Amnesty International on Tuesday accused Hungary of mistreating refugees and migrants on purpose to deter them from seeking to cross into the European Union from Serbia, days before the country holds a referendum on EU migrant quotas. The Hungarian government had no immediate comment on the report in which the human rights organization accused Prime Minister Viktor Orban of replacing “the rule of law with the rule of fear.” Critics say Hungary has been heavy-handed in answer to the migrant crisis that saw about 1.3 million people reaching the European Union last year. Luxembourg Foreign Minister Jean Asselborn said Hungary should be expelled from the bloc for breaching European values, including erecting a razor-wire fence along its border with Serbia.

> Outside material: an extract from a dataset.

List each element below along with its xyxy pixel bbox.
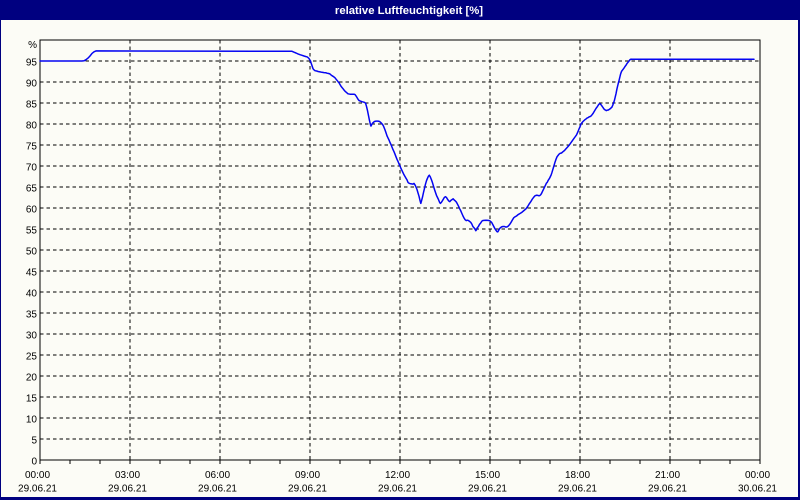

Amnesty’s director for Europe, John Dalhuisen, said of Orban: “His attempts to deliberately prevent refugees and migrants from reaching Hungary have been accompanied by an ever more disturbing pattern of attacks on them and the international safeguards designed to protect them.
“Appalling treatment and labyrinthine asylum procedures are a cynical ploy to deter asylum-seekers from Hungary’s ever more militarized borders.”
EU states are bitterly divided over how to share out the burden of caring for those who have made it into the bloc and have increasingly focused on sealing their external borders to prevent any repeat of an uncontrolled mass influx.